Senate Urged To Tackle AI Privacy Threats By Curbing Data Collection

Lawmakers who want to address privacy challenges posed by the burgeoning artificial intelligence industry should start by tackling so-called “commercial data surveillance.”

That's according to Chris Lewis, president and CEO of the advocacy group Public Knowledge, who testified Wednesday at a Senate AI Insight Forum on privacy and liability issues.

“Right now the largest tech companies have a monopoly not only on computational resources, but personal data,” Lewis said in his written testimony. “The current AI boom is primarily powered by commercial data surveillance, which has resulted in a small group of companies establishing dominance over the digital world.”

Lewis specifically touted the American Data Privacy and Protection Act -- a federal privacy bill introduced last year that, if passed, would have imposed sweeping curbs on data collection and use.

He wrote that the bill “would minimize the amount of personal data collected, would give people rights over their data, encourage competition, and integrate important civil rights protection.”

While the bill included numerous restrictions, one of the most striking was that it would have outlawed some forms of behavioral advertising.
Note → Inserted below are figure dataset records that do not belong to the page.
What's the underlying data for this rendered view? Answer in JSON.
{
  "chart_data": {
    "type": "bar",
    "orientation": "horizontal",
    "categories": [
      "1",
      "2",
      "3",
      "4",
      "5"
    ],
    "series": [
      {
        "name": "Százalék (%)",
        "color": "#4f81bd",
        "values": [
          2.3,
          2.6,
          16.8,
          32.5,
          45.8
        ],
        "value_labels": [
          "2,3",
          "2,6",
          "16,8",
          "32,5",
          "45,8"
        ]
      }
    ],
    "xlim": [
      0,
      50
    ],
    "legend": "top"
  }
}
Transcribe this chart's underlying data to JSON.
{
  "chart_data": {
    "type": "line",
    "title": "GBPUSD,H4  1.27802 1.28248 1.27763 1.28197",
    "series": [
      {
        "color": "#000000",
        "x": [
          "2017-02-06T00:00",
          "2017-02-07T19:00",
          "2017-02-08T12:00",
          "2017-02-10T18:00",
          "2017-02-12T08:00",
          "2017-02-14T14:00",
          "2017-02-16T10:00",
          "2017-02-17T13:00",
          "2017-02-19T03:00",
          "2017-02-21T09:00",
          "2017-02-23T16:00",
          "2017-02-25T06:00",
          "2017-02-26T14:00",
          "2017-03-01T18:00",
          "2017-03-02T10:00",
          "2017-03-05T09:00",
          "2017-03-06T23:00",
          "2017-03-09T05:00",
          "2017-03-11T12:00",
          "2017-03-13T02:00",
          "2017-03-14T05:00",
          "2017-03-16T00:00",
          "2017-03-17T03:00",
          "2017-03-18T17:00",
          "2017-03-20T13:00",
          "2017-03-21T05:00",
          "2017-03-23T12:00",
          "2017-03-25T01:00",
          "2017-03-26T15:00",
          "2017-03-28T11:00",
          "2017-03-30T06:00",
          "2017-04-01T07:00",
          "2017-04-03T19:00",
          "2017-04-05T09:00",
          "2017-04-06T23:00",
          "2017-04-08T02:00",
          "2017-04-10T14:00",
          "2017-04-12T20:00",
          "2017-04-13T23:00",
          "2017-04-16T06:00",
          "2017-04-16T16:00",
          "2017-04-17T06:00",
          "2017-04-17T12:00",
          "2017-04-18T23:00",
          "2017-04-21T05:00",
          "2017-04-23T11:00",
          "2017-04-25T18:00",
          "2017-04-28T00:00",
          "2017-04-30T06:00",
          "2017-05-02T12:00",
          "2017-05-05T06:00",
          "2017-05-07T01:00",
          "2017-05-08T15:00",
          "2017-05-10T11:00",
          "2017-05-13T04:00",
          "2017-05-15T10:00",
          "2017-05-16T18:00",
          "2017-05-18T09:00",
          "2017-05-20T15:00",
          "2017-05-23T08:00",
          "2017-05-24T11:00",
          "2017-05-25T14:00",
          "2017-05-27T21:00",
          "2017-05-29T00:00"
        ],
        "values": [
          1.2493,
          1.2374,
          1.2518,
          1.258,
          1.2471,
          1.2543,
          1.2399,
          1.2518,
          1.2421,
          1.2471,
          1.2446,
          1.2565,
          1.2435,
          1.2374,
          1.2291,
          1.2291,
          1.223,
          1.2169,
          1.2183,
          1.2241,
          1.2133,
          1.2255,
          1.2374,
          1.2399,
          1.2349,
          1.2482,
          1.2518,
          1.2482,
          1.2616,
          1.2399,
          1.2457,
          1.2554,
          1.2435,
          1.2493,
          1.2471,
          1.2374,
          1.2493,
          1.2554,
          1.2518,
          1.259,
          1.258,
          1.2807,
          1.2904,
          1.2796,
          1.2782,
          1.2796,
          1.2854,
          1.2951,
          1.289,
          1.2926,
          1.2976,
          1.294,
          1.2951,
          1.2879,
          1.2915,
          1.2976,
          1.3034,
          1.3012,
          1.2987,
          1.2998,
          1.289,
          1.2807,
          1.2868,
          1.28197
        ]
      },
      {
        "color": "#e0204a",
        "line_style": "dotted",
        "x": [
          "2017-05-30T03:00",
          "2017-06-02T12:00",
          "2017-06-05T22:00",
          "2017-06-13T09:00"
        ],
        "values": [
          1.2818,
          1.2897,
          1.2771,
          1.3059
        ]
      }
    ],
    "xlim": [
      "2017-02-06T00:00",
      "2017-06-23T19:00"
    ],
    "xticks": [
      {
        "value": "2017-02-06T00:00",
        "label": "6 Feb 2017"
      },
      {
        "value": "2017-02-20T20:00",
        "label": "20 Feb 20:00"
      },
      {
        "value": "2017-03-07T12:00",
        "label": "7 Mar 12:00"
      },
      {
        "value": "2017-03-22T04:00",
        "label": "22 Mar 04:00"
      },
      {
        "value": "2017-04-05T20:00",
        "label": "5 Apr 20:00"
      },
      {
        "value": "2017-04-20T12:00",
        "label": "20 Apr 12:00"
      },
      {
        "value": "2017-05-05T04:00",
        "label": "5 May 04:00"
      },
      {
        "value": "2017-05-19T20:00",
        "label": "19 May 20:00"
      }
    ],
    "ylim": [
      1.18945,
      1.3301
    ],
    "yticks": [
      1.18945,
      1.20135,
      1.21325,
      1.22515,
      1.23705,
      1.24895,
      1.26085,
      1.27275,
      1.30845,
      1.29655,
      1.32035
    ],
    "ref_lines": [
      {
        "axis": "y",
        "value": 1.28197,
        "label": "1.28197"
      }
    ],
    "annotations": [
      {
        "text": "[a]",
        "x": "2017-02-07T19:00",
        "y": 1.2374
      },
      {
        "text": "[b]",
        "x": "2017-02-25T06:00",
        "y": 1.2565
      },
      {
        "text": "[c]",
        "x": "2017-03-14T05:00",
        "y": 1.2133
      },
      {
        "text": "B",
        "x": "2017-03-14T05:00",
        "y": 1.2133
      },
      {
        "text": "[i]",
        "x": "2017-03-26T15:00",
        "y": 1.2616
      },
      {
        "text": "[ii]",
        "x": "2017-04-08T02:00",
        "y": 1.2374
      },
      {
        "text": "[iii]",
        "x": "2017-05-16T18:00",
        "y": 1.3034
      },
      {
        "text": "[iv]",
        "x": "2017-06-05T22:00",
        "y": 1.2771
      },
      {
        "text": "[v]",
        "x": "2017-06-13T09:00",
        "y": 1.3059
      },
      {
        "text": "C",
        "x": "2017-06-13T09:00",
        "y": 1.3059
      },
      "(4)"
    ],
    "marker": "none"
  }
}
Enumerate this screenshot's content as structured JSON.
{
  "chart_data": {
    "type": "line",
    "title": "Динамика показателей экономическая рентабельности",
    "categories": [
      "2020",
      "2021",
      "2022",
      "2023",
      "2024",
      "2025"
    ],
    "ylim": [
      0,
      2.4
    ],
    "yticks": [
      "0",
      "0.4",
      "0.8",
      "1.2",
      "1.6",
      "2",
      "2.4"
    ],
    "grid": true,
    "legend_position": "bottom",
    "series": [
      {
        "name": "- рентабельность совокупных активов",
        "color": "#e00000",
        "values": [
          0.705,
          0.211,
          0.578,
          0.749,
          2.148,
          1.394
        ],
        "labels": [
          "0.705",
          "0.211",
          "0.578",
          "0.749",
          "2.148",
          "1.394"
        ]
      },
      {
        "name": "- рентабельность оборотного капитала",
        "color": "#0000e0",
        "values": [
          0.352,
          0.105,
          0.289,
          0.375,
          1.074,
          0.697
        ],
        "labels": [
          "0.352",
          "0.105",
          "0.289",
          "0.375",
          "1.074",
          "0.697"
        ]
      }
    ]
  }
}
Specifically, the version of the bill discussed last year would have prohibited companies from collecting or processing data about web users' online activity across sites and over time for ad purposes. 

Ad groups opposed the bill, with Interactive Advertising Bureau CEO David Cohen going so far as to say it would “destroy our industry.”

The House Energy and Commerce Committee advanced the bipartisan bill by a vote of 53-2 in July 2022, but the full House didn't vote on the measure, and the Senate didn't hold hearings on it.

The nonprofit Mozilla, which develops the Firefox browser, likewise called for new privacy protections.

“What we need to prevent is a race to the bottom when it comes to privacy -- so passing a federal privacy law, setting effective rules of the road, is paramount,” the organization stated, adding that it endorsed the American Data Privacy and Protection Act last year.

The watchdog Center for Democracy & Technology expressed support for laws that would prohibit companies from collecting or processing more data than needed to provide a particular service or product.

“Data collection has run rampant in the digital age in large measure because companies have economic incentives to amass large pools of data, such as using data to target advertising based on people’s behavior,” Samir Jain, vice president of policy at that group, said in his written testimony. “The need for large datasets to train AI systems provides yet another reason for companies to collect or repurpose extensive data about everyone online.”

While ad industry representative Stu Ingis, chairman of the law firm Venable, reiterated that industry organizations support a federal privacy law, he also stressed that artificial intelligence requires data.

“AI is dependent on data. It is core to creating AI models, to machine learning, and -- often -- AI is used to sift through large amounts of data to create predictions, find anomalies, and detect threats,” he said in his written statement.

He added that privacy “should be considered throughout AI model development and implementation” and that the “confidentiality and sensitivity of input and output data should be considered, especially in contexts where AI-based determinations impact rights and eligibility for certain opportunities.”

Senate Majority Leader Chuck Schumer (D-New York), who convened the forum, stated in his opening remarks that artificial intelligence and data are already “inextricably linked.”

“We see it everywhere today, from social media to advertising, AI is already using our data to curate what we see on the internet,” he stated. “But advances in this cutting-edge technology could allow for much more problematic uses of AI, such as emotional manipulation.”